Before Dold's two years, Kirk represented the district for 10 years. Before that, former U.S. Rep. John Porter served in the 10th District for 22 years. It was Abner Mikva, leaving office in 1979, who last represented the 10th District for the Democrats.
The new 10th District -- with boundaries redrawn by Democrats during the 2010 redistricting process -- is different, though, Schneider says.
"It's not even a sibling of the old 10th," he argues. "It's a cousin."
The new district runs from the Wisconsin line as far south as Maine Township and includes the North Shore as well as parts of Libertyville, Vernon, Fremont, Avon, Grant, Warren and Lake Villa townships. Its boundaries were drawn by Democrats, the party that controls the Illinois legislature, to maximize chances of their party's victory.

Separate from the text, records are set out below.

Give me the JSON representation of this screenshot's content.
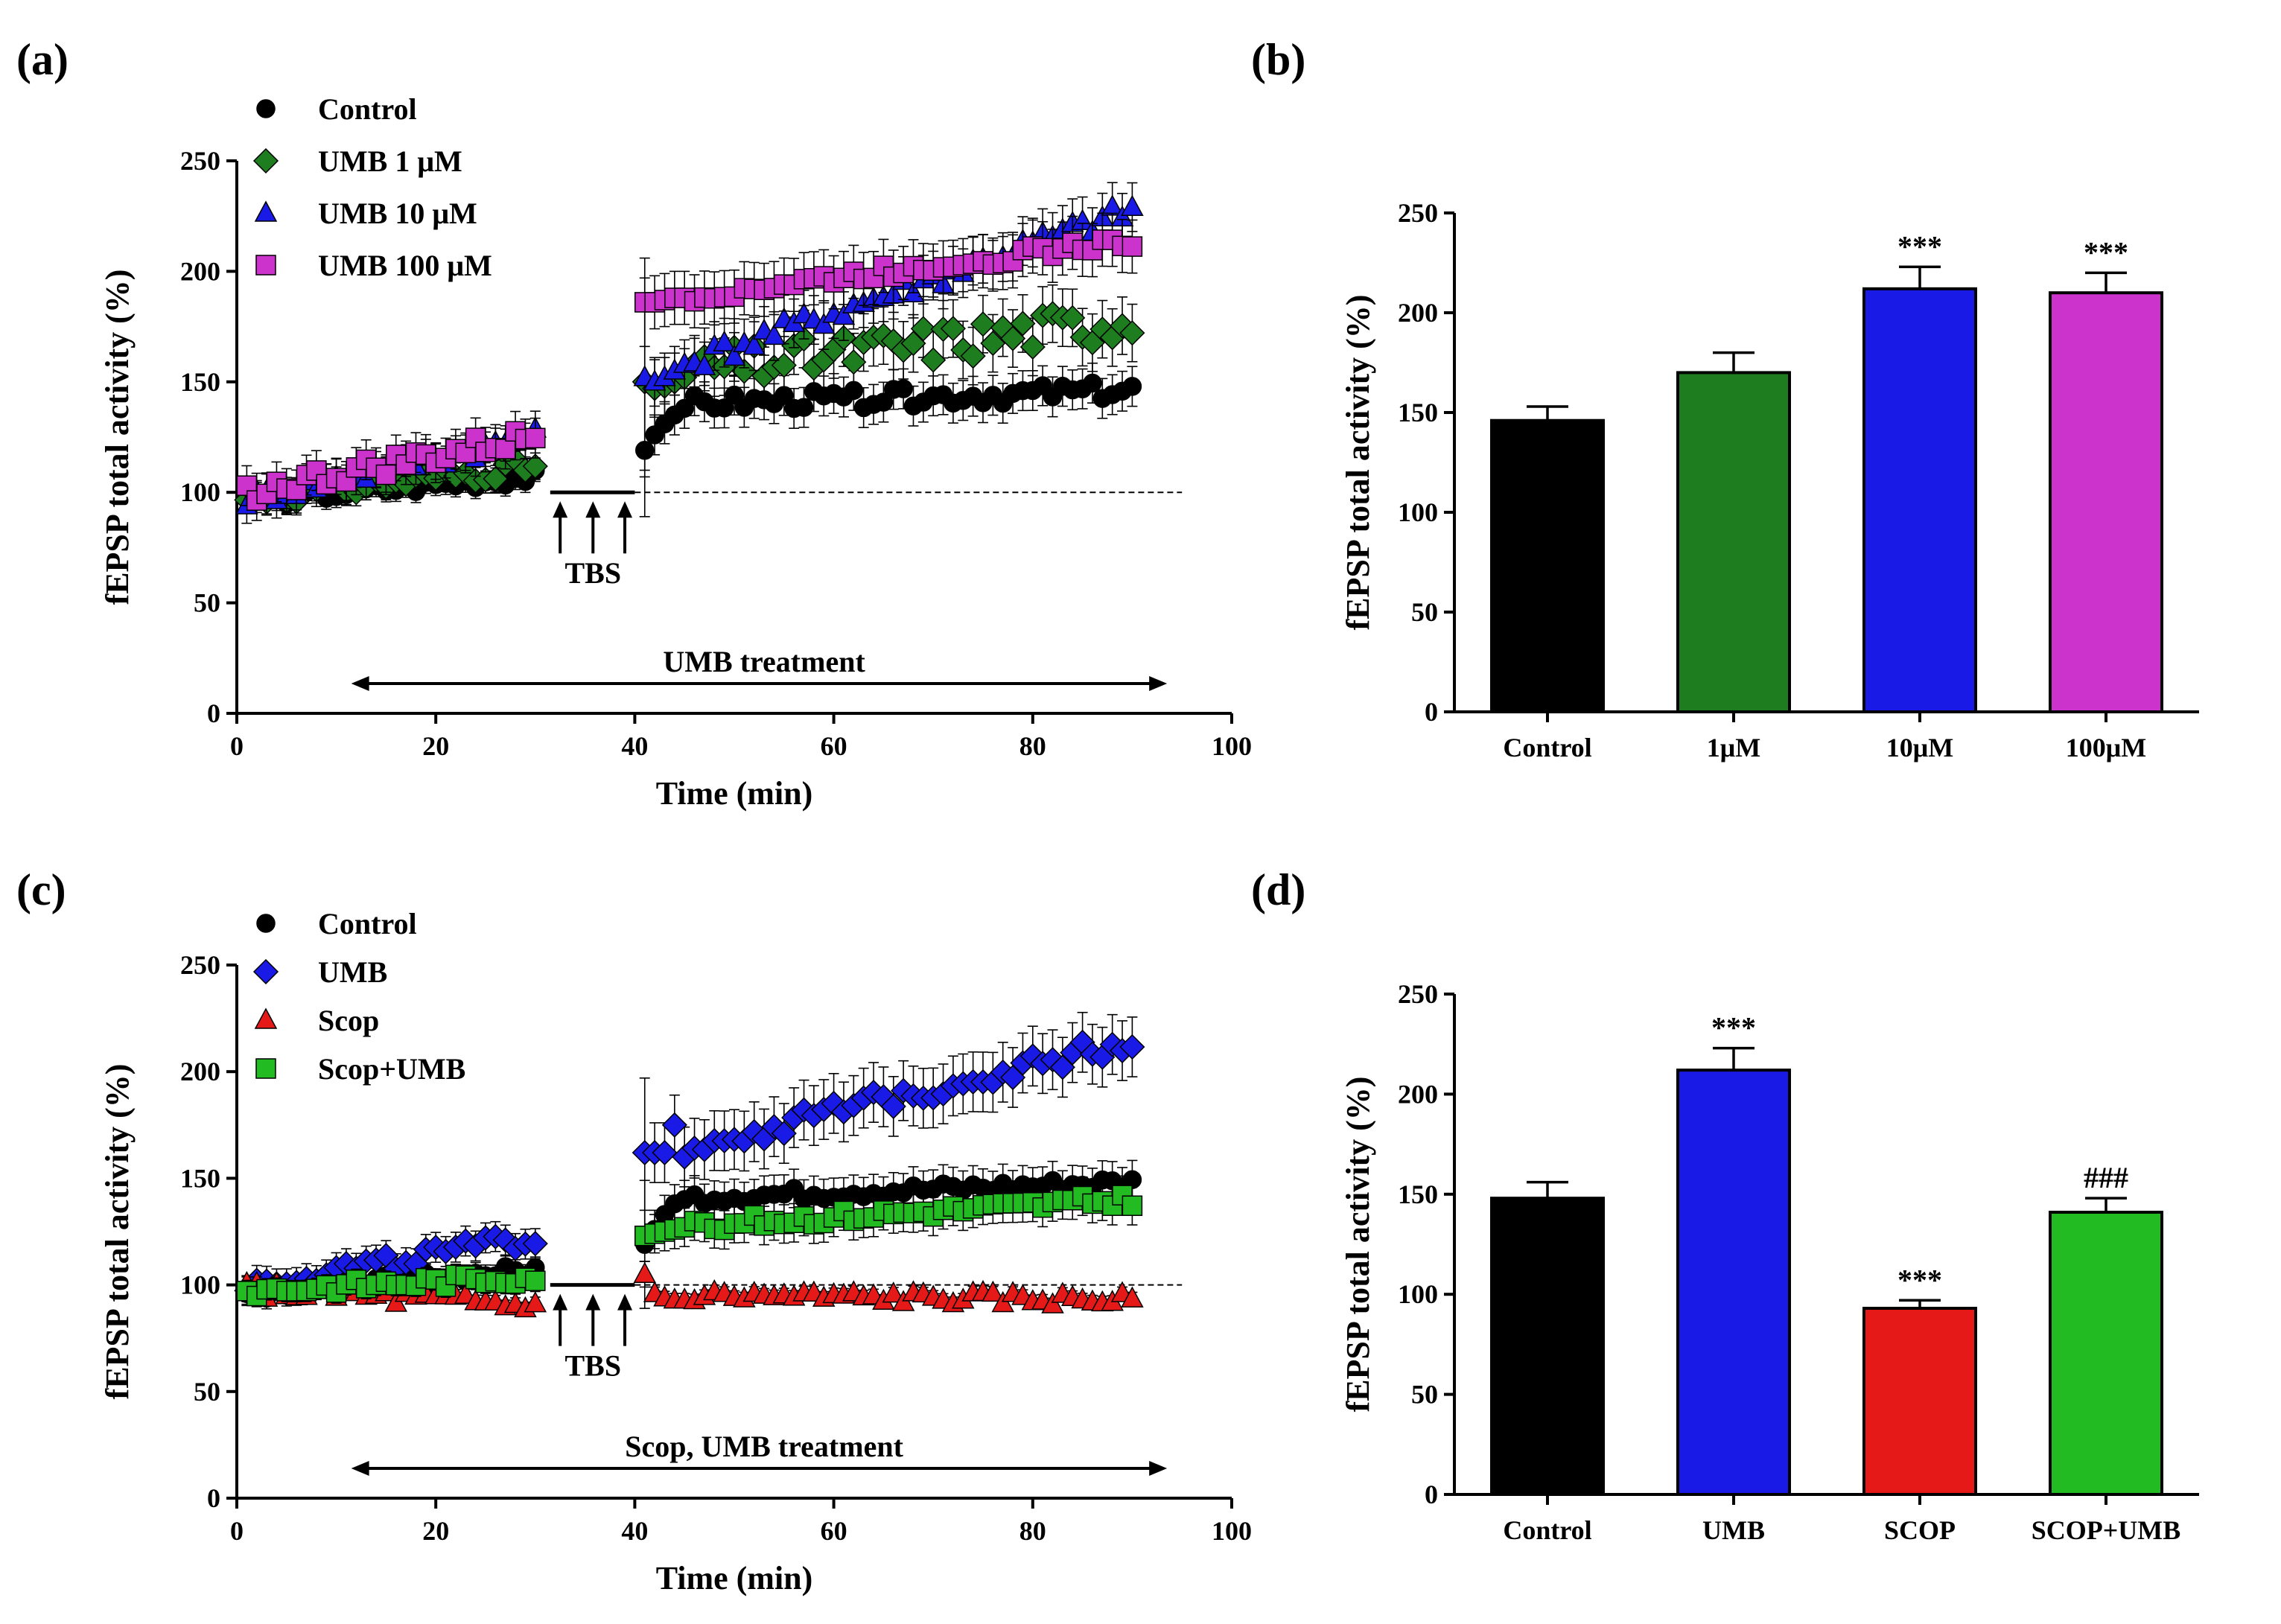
{
  "chart_data": [
    {
      "type": "scatter",
      "panel_label": "(a)",
      "xlabel": "Time (min)",
      "ylabel": "fEPSP total activity (%)",
      "xlim": [
        0,
        100
      ],
      "ylim": [
        0,
        250
      ],
      "xticks": [
        0,
        20,
        40,
        60,
        80,
        100
      ],
      "yticks": [
        0,
        50,
        100,
        150,
        200,
        250
      ],
      "baseline": 100,
      "tbs_label": "TBS",
      "treatment_label": "UMB treatment",
      "series": [
        {
          "name": "Control",
          "marker": "circle",
          "color": "#000000",
          "pre": {
            "start": 96,
            "end": 107,
            "noise": 3,
            "err": 5
          },
          "post": {
            "jump": [
              119,
              126,
              131,
              135,
              138
            ],
            "plateau": 140,
            "end": 146,
            "noise": 4,
            "err": 9,
            "first_err": 30
          }
        },
        {
          "name": "UMB 1 μM",
          "marker": "diamond",
          "color": "#1e7d1e",
          "pre": {
            "start": 97,
            "end": 112,
            "noise": 4,
            "err": 6
          },
          "post": {
            "jump": [
              150,
              147,
              148,
              150,
              152
            ],
            "plateau": 155,
            "end": 178,
            "noise": 9,
            "err": 13,
            "first_err": 40
          }
        },
        {
          "name": "UMB 10 μM",
          "marker": "triangle",
          "color": "#1a1ae6",
          "pre": {
            "start": 97,
            "end": 125,
            "noise": 4,
            "err": 8
          },
          "post": {
            "jump": [
              152,
              150,
              152,
              155,
              158
            ],
            "plateau": 160,
            "end": 228,
            "noise": 5,
            "err": 11,
            "first_err": 45
          }
        },
        {
          "name": "UMB 100 μM",
          "marker": "square",
          "color": "#cc33cc",
          "pre": {
            "start": 100,
            "end": 125,
            "noise": 5,
            "err": 9
          },
          "post": {
            "jump": [
              186,
              186,
              187,
              188,
              188
            ],
            "plateau": 189,
            "end": 214,
            "noise": 3,
            "err": 12,
            "first_err": 20
          }
        }
      ]
    },
    {
      "type": "bar",
      "panel_label": "(b)",
      "ylabel": "fEPSP total activity (%)",
      "ylim": [
        0,
        250
      ],
      "yticks": [
        0,
        50,
        100,
        150,
        200,
        250
      ],
      "categories": [
        "Control",
        "1μM",
        "10μM",
        "100μM"
      ],
      "values": [
        146,
        170,
        212,
        210
      ],
      "errors": [
        7,
        10,
        11,
        10
      ],
      "colors": [
        "#000000",
        "#1e7d1e",
        "#1a1ae6",
        "#cc33cc"
      ],
      "annotations": [
        "",
        "",
        "***",
        "***"
      ]
    },
    {
      "type": "scatter",
      "panel_label": "(c)",
      "xlabel": "Time (min)",
      "ylabel": "fEPSP total activity (%)",
      "xlim": [
        0,
        100
      ],
      "ylim": [
        0,
        250
      ],
      "xticks": [
        0,
        20,
        40,
        60,
        80,
        100
      ],
      "yticks": [
        0,
        50,
        100,
        150,
        200,
        250
      ],
      "baseline": 100,
      "tbs_label": "TBS",
      "treatment_label": "Scop, UMB treatment",
      "series": [
        {
          "name": "Control",
          "marker": "circle",
          "color": "#000000",
          "pre": {
            "start": 96,
            "end": 107,
            "noise": 3,
            "err": 5
          },
          "post": {
            "jump": [
              119,
              126,
              133,
              138,
              140
            ],
            "plateau": 141,
            "end": 148,
            "noise": 3,
            "err": 9,
            "first_err": 30
          }
        },
        {
          "name": "UMB",
          "marker": "diamond",
          "color": "#1a1ae6",
          "pre": {
            "start": 100,
            "end": 122,
            "noise": 4,
            "err": 7
          },
          "post": {
            "jump": [
              162,
              162,
              162,
              175,
              160
            ],
            "plateau": 165,
            "end": 215,
            "noise": 5,
            "err": 14,
            "first_err": 35
          }
        },
        {
          "name": "Scop",
          "marker": "triangle",
          "color": "#e61919",
          "pre": {
            "start": 98,
            "end": 90,
            "noise": 4,
            "err": 3
          },
          "post": {
            "jump": [
              105,
              96,
              94,
              93,
              93
            ],
            "plateau": 95,
            "end": 93,
            "noise": 3,
            "err": 3,
            "first_err": 6
          }
        },
        {
          "name": "Scop+UMB",
          "marker": "square",
          "color": "#22bb22",
          "pre": {
            "start": 97,
            "end": 104,
            "noise": 3,
            "err": 5
          },
          "post": {
            "jump": [
              123,
              124,
              125,
              126,
              127
            ],
            "plateau": 128,
            "end": 140,
            "noise": 3,
            "err": 9,
            "first_err": 12
          }
        }
      ]
    },
    {
      "type": "bar",
      "panel_label": "(d)",
      "ylabel": "fEPSP total activity (%)",
      "ylim": [
        0,
        250
      ],
      "yticks": [
        0,
        50,
        100,
        150,
        200,
        250
      ],
      "categories": [
        "Control",
        "UMB",
        "SCOP",
        "SCOP+UMB"
      ],
      "values": [
        148,
        212,
        93,
        141
      ],
      "errors": [
        8,
        11,
        4,
        7
      ],
      "colors": [
        "#000000",
        "#1a1ae6",
        "#e61919",
        "#22bb22"
      ],
      "annotations": [
        "",
        "***",
        "***",
        "###"
      ]
    }
  ]
}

Congressional representatives are not required by law to live in the districts they represent. If he wins re-election, Dold will no longer reside in his current North suburban district, but in that of Democratic U.S. Rep. Jan Schakowsky next door.

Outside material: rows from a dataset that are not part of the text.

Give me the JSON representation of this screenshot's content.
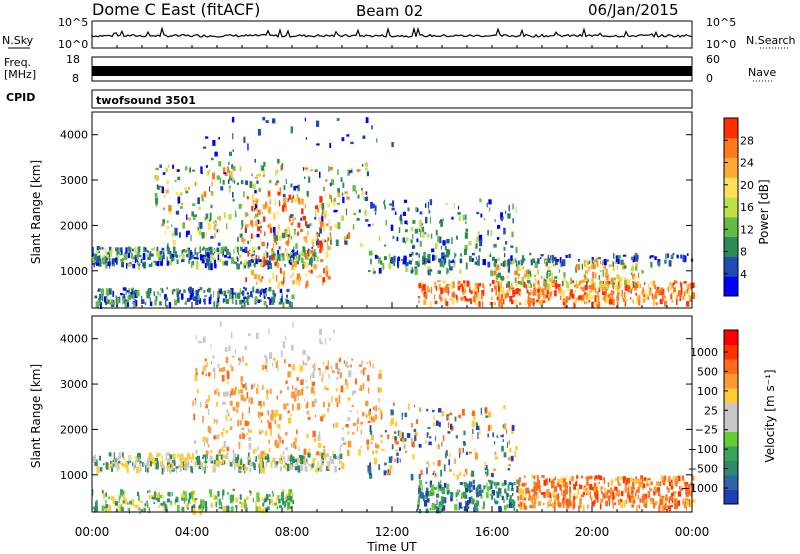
{
  "header": {
    "radar": "Dome C East (fitACF)",
    "beam": "Beam 02",
    "date": "06/Jan/2015"
  },
  "chart_data": [
    {
      "type": "line",
      "name": "noise-panel",
      "left_label": "N.Sky",
      "right_label": "N.Search",
      "left_ticks": [
        "10^5",
        "10^0"
      ],
      "right_ticks": [
        "10^5",
        "10^0"
      ],
      "scale": "log"
    },
    {
      "type": "line",
      "name": "frequency-nave-panel",
      "left_label_lines": [
        "Freq.",
        "[MHz]"
      ],
      "right_label": "Nave",
      "left_ticks": [
        "18",
        "8"
      ],
      "right_ticks": [
        "60",
        "0"
      ],
      "ylim_left": [
        8,
        18
      ],
      "ylim_right": [
        0,
        60
      ]
    },
    {
      "type": "table",
      "name": "cpid-panel",
      "label": "CPID",
      "program": "twofsound 3501"
    },
    {
      "type": "heatmap",
      "name": "power-panel",
      "xlabel": "",
      "ylabel": "Slant Range [km]",
      "xlim": [
        0,
        24
      ],
      "ylim": [
        180,
        4500
      ],
      "yticks": [
        1000,
        2000,
        3000,
        4000
      ],
      "colorbar": {
        "label": "Power [dB]",
        "ticks": [
          4,
          8,
          12,
          16,
          20,
          24,
          28
        ],
        "range": [
          0,
          32
        ],
        "colors": [
          "#0000ff",
          "#1e4bb4",
          "#2e8b57",
          "#66bb44",
          "#bfe04a",
          "#ffe05a",
          "#ffaa33",
          "#ff7a1a",
          "#ff2e00"
        ]
      }
    },
    {
      "type": "heatmap",
      "name": "velocity-panel",
      "xlabel": "Time UT",
      "ylabel": "Slant Range [km]",
      "xlim": [
        0,
        24
      ],
      "ylim": [
        180,
        4500
      ],
      "x_tick_labels": [
        "00:00",
        "04:00",
        "08:00",
        "12:00",
        "16:00",
        "20:00",
        "00:00"
      ],
      "yticks": [
        1000,
        2000,
        3000,
        4000
      ],
      "colorbar": {
        "label": "Velocity [m s⁻¹]",
        "ticks": [
          "1000",
          "500",
          "100",
          "25",
          "−25",
          "−100",
          "−500",
          "−1000"
        ],
        "colors": [
          "#1f3fb5",
          "#2f64a8",
          "#2d8a6a",
          "#3aa35a",
          "#66cc33",
          "#c8c8c8",
          "#c8c8c8",
          "#ffcc33",
          "#ff9933",
          "#ff6b1a",
          "#ff3300",
          "#ff0000"
        ]
      }
    }
  ]
}
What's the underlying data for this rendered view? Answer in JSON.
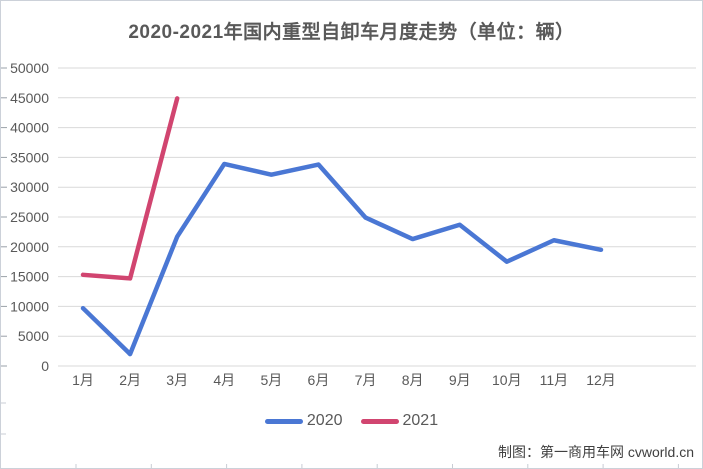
{
  "title": "2020-2021年国内重型自卸车月度走势（单位：辆）",
  "credit": "制图：第一商用车网 cvworld.cn",
  "chart_data": {
    "type": "line",
    "title": "2020-2021年国内重型自卸车月度走势（单位：辆）",
    "categories": [
      "1月",
      "2月",
      "3月",
      "4月",
      "5月",
      "6月",
      "7月",
      "8月",
      "9月",
      "10月",
      "11月",
      "12月"
    ],
    "series": [
      {
        "name": "2020",
        "color": "#4a77d4",
        "values": [
          9700,
          2000,
          21700,
          33900,
          32100,
          33800,
          24900,
          21300,
          23700,
          17500,
          21100,
          19500
        ]
      },
      {
        "name": "2021",
        "color": "#d14570",
        "values": [
          15300,
          14700,
          44900
        ]
      }
    ],
    "xlabel": "",
    "ylabel": "",
    "ylim": [
      0,
      50000
    ],
    "ytick_step": 5000,
    "grid": "horizontal",
    "legend_position": "bottom"
  },
  "colors": {
    "gridline": "#d9d9d9",
    "axis_text": "#595959",
    "tick": "#9aa0a8",
    "border_artifact": "#c8ccd4",
    "title_text": "#595959"
  }
}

In the 2010 remap, Schakowsky absorbed some traditionally Republican voting areas -- and Dold's district, in turn, has absorbed more Democratic territory, including heavily Hispanic Waukegan, Round Lake and Round Lake Beach and heavily Jewish areas of the North Shore.
In the past, Kirk was endorsed by the Sierra Club, the League of Conservation Voters and the gay-rights group the Human Rights Campaign -- all of which have so far endorsed Schneider.
So far, To Protect Our Heritage PAC has endorsed Dold, and pro-abortion rights Jewish group Jac-Pac has endorsed Schneider. The candidates so far have not yet agreed to joint appearances before Jewish groups in the area. Schneider's supporters fault Dold for this, and Dold's fault Schneider.
Peggy Shapiro, a self-described independent and co-chairman of pro-Israel To Protect Our Heritage, says she's voted for more Democrats than Republicans in her life, but plans to vote for Dold come November.
"You can't look at a voting record with Schneider," she said. If you look at Dold's stances on Israel, she said "you have a person loyal to your issue and very strong."
But Gash says that argument is harder to make this time around.
"The feeling (among some) is that you can never be certain of how a newly elected official will perform on an issue that they talk about."
However, she said, "this particular race is significantly different in that Brad Schneider has a 20-plus-year history of working on behalf of issues that are important to Israel."
Republicans dispute that point.
In an email blast Monday, the Illinois GOP suggested Schneider's past statements supporting liberal Jewish advocacy group J-Street mean that he is "out of step with the Israeli and American Jewish mainstream."
Voters, Illinois GOP Chairman Pat Brady said, "have a clear choice between a steadfast supporter of Israel in Congressman Dold and a self-proclaimed progressive who will say and do anything to get elected."